Your life becomes something you would have never recognized pre-pregnancy. 9 months ago if you would have told me that I would sit home every Friday and Saturday night and be in bed by 11 pm, I would have laughed at you as I puffed on a cigarette and guzzled a beer. Now, the old me seems like some kind of pathetic stranger. I struggled for a long time with letting the old carefree E-Lo slip into the void, but now I’m totally ok with who I am. In fact, I really like myself a lot better. I’m still me, only a more responsible version of me. A new, improved version of myself. E-Lo 2.0.
Your relationships with people inevitable change. I’ve read article after article about how your single friends will slowly slip away and you’ll seek out mommy and daddy friends, or people who are on the same level as you. Although my single friends haven’t deserted me (thankfully), we don’t hang out nearly as much. But it’s not because they’ve changed, it’s because Ryan and I have changed. We’re tired, we’re busy, and we’re building a whole new human. That takes a lot out of you. There’s a lot of stress involved, and as much as you’d like to go have fun with your carefree, unmarried, childless friends, sometimes life gets in the way. I haven’t hung out with my best friend from high school since May. I just can’t relate with her, because we’re at totally different stages in life. She’s just getting married, but I’ve been there with the married stuff. In 23 days I’ll celebrate my third wedding anniversary, which is cool, but I’m totally focused on my kid at the moment. And I know I’ll be totally focused on my kid for the rest of my life. And if you don’t have a kid, you really can’t understand. Until my friends start having kids, we’re going to be on different levels. Single people don’t really want to hear about your kid every single time you talk. I know I didn’t. One article I read about this phenomenon summed it up great: you look at your childless friends with a mixture of pity and envy. Pity because you feel that your life has a deeper meaning, and envy because you know how it felt to be on their level and not have to worry about the needs of a tiny helpless human before your own needs.

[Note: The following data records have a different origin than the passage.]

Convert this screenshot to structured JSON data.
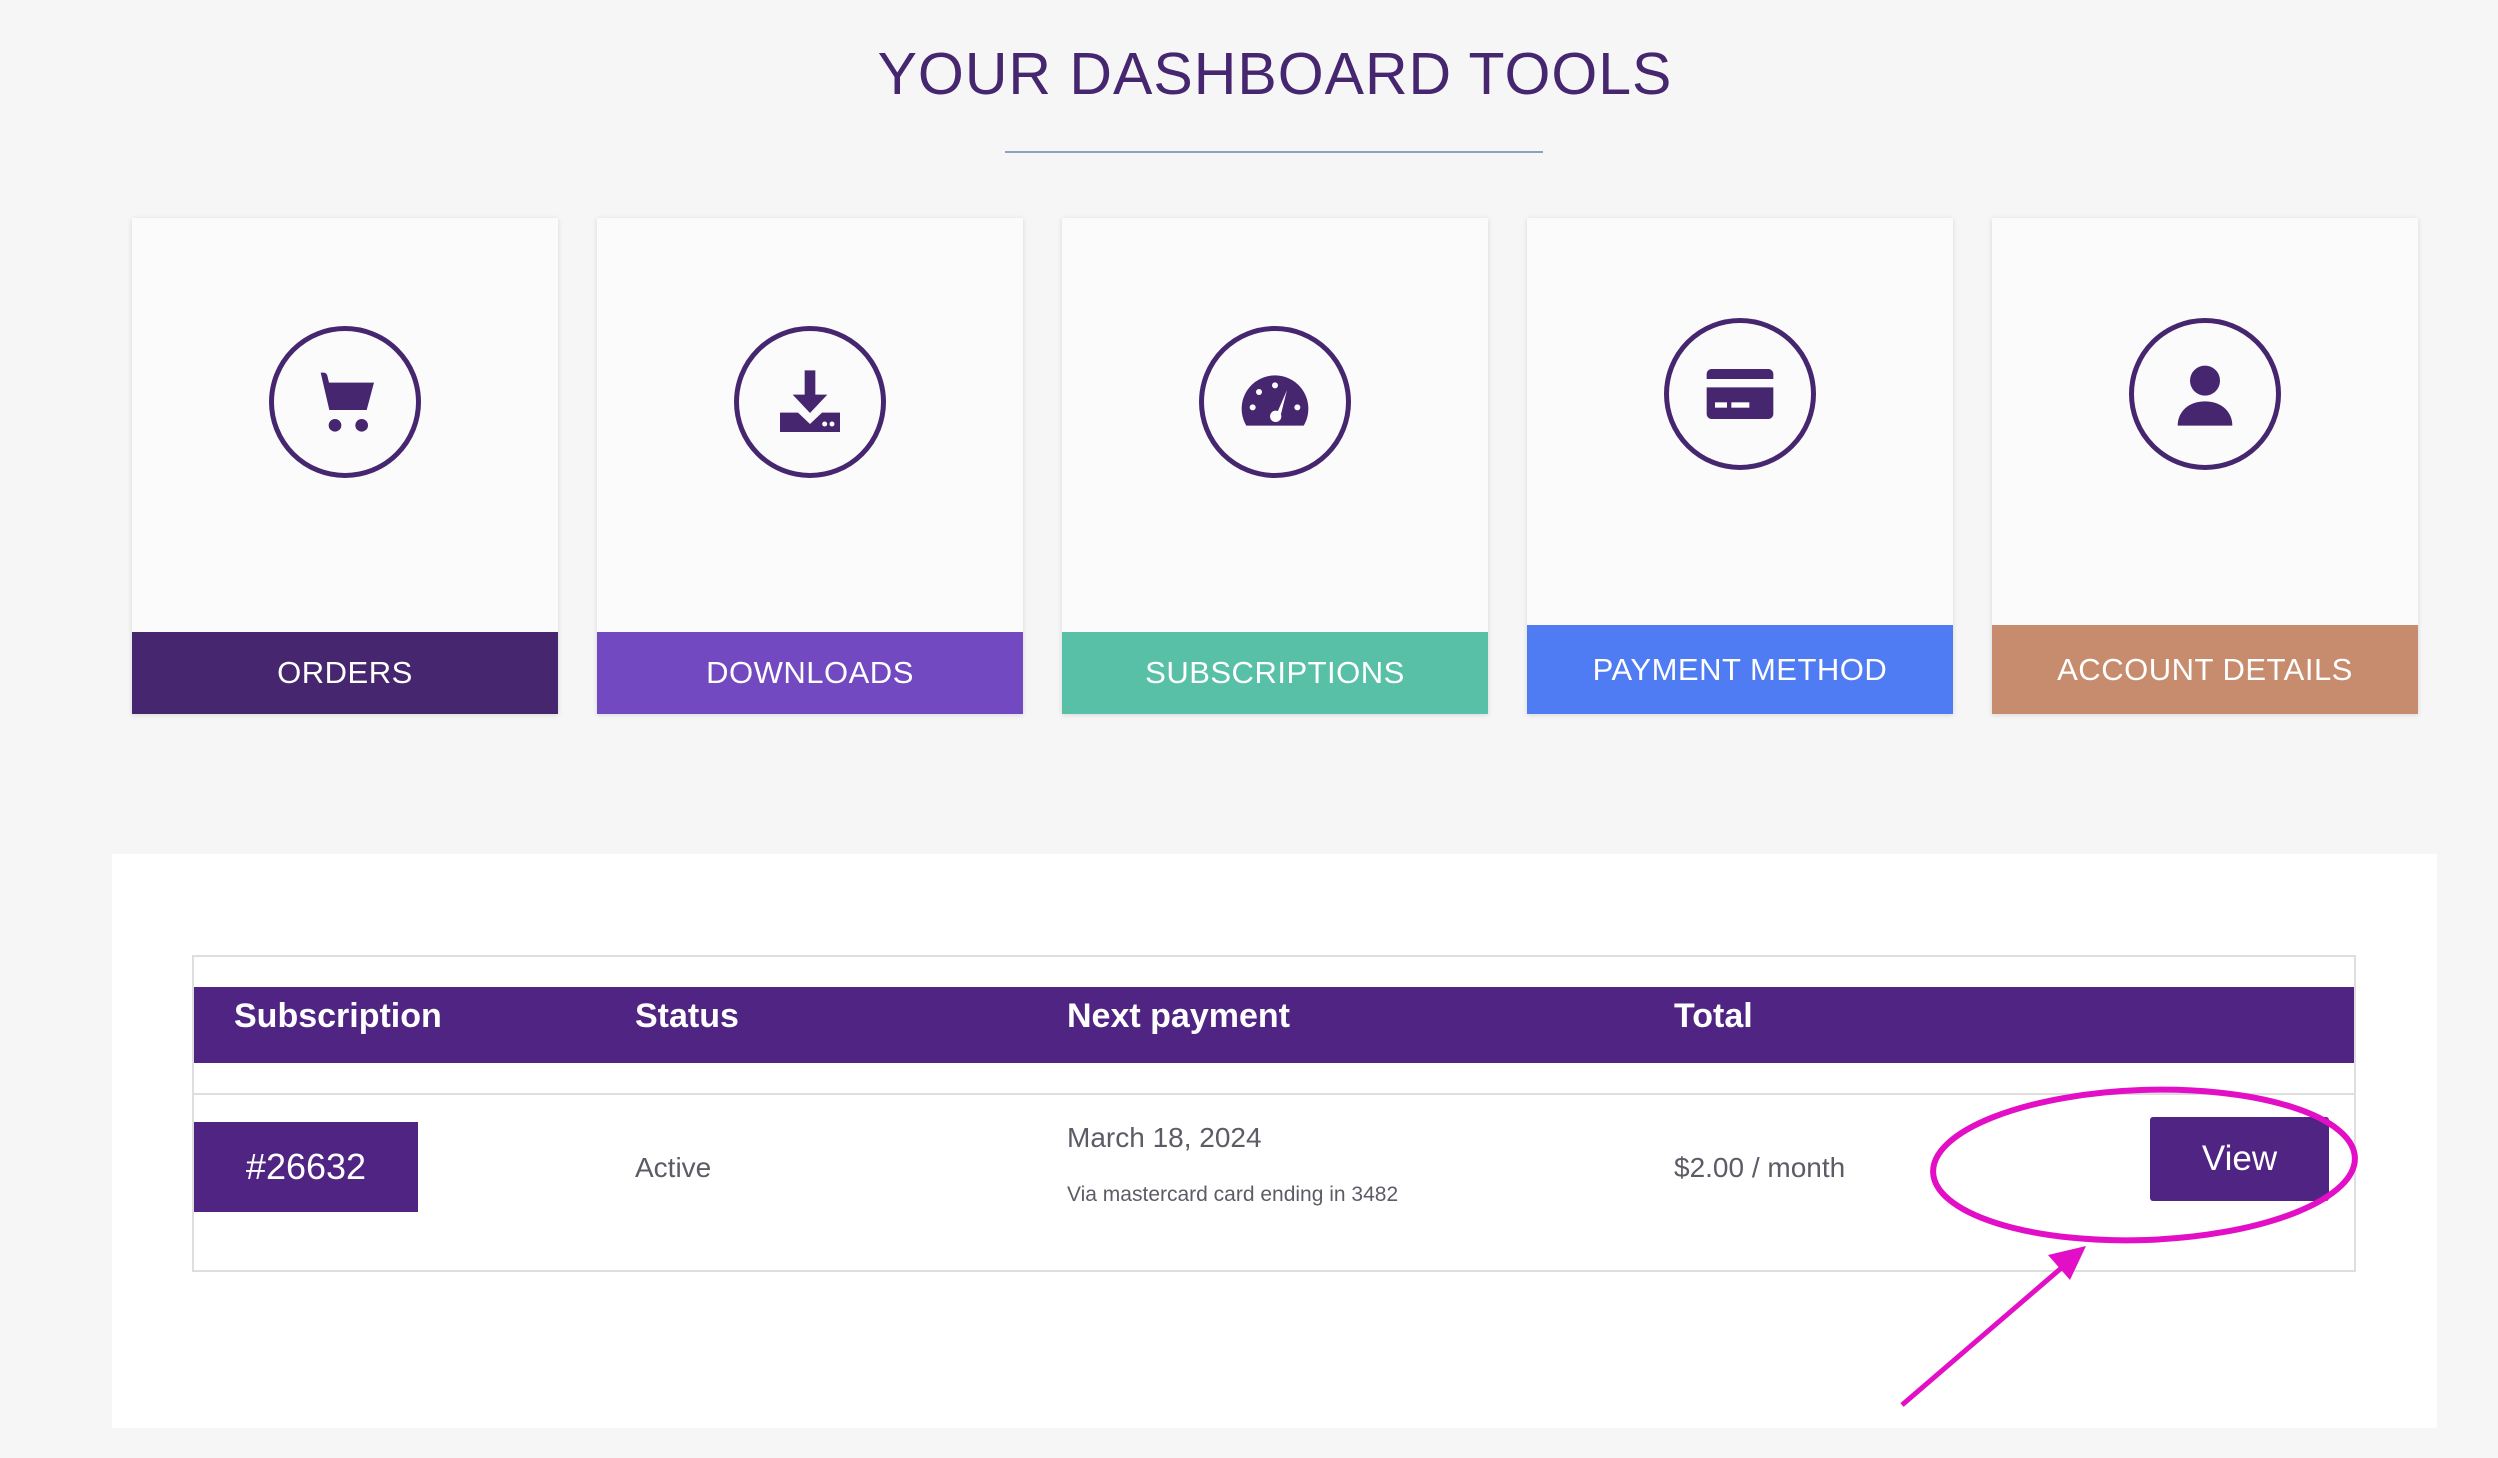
{
  "header": {
    "title": "YOUR DASHBOARD TOOLS"
  },
  "tools": [
    {
      "label": "ORDERS",
      "icon": "cart-icon",
      "color": "#45266f"
    },
    {
      "label": "DOWNLOADS",
      "icon": "download-icon",
      "color": "#7349c2"
    },
    {
      "label": "SUBSCRIPTIONS",
      "icon": "speedometer-icon",
      "color": "#58c0a7"
    },
    {
      "label": "PAYMENT METHOD",
      "icon": "credit-card-icon",
      "color": "#507cf3"
    },
    {
      "label": "ACCOUNT DETAILS",
      "icon": "user-icon",
      "color": "#c78c6d"
    }
  ],
  "subscriptions": {
    "columns": [
      "Subscription",
      "Status",
      "Next payment",
      "Total"
    ],
    "rows": [
      {
        "id": "#26632",
        "status": "Active",
        "next_payment": "March 18, 2024",
        "payment_note": "Via mastercard card ending in 3482",
        "total": "$2.00 / month",
        "action": "View"
      }
    ]
  },
  "colors": {
    "brand_purple": "#4f2483",
    "title": "#45266f",
    "annotation": "#e20fc6"
  }
}
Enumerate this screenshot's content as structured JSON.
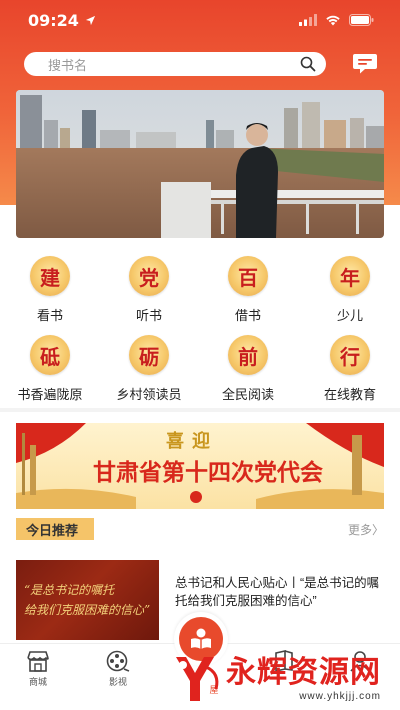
{
  "status_bar": {
    "time": "09:24"
  },
  "search": {
    "placeholder": "搜书名"
  },
  "categories": [
    {
      "seal": "建",
      "label": "看书"
    },
    {
      "seal": "党",
      "label": "听书"
    },
    {
      "seal": "百",
      "label": "借书"
    },
    {
      "seal": "年",
      "label": "少儿"
    },
    {
      "seal": "砥",
      "label": "书香遍陇原"
    },
    {
      "seal": "砺",
      "label": "乡村领读员"
    },
    {
      "seal": "前",
      "label": "全民阅读"
    },
    {
      "seal": "行",
      "label": "在线教育"
    }
  ],
  "promo": {
    "line1": "喜迎",
    "line2": "甘肃省第十四次党代会"
  },
  "recommend": {
    "tag": "今日推荐",
    "more": "更多〉"
  },
  "article": {
    "thumb_line1": "“是总书记的嘱托",
    "thumb_line2": "给我们克服困难的信心”",
    "title": "总书记和人民心贴心丨“是总书记的嘱托给我们克服困难的信心”"
  },
  "tabs": [
    {
      "label": "商城",
      "icon": "shop-icon"
    },
    {
      "label": "影视",
      "icon": "film-reel-icon"
    },
    {
      "label": "屋",
      "icon": "house-icon"
    }
  ],
  "watermark": {
    "text": "永辉资源网",
    "url": "www.yhkjjj.com"
  },
  "colors": {
    "brand_red": "#e8452c",
    "seal_text": "#c81e1e",
    "seal_gold": "#f6c86a",
    "tag_gold": "#f5c469"
  }
}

It doesn’t matter how many times you’ve heard the same questions, you’ll hear them over and over again 27 gazillion times before it’s all over. And you know what? You will become a robot when you answer them. You’ll answer the same way every time, you’ll even throw a chuckle in there from time to time, just to spice it up. You’ll pass the point of being sick of answering the questions, you won’t even think about it. The answer will just fall out of your mouth like you’re drooling.
When you go to buy a travel system, the one you want will be out of stock at every single Target store within a 50 mile radius. And because you have 300 dollars in Target giftcards, you really won’t want to actually spend money out of your pocket elsewhere, mainly because you’re having a kid and need that money.
Just when you thought your feet couldn’t swell any more, they’ll swell to double the size that they originally swelled to.
When your kid drops, that’s when you’ll get stretch marks on your stomach. You can go your whole pregnancy with not one single belly stretch mark and be totally proud (although I have stretch marks on every other part of my body). But when that kid wants to move down into your pelvis, they’ll suddenly appear. You can also expect to pee every 30 seconds or feel like your bladder will burst.
Once you hit the 30 week mark, it will take you at least 5 minutes just to roll yourself over in bed. Sometimes you’ll have to ask for help. For each week that you’re still pregnant, you can tack at least another minute on to that. Right now it takes me 9 minutes to roll over. It also takes extra effort to get out of any seat.
There’s a lot more, but this will do for now. Maybe I’ll do some pregnancy reflections every week until Fuzzball decides to show up.
I have to send a big thank you to Pup, who sent me this. Ryan almost crapped when he saw it. We found it on the Hot Topic site months ago and he really, really wanted it, so thanks!!! You’re awesome. Fuzzball is going to be such a rocker kid.
This week is going to be a busy week, because I’m training a new person at work. So I may not find a lot of time to visit everyone, but I’ll be lurking around when I can.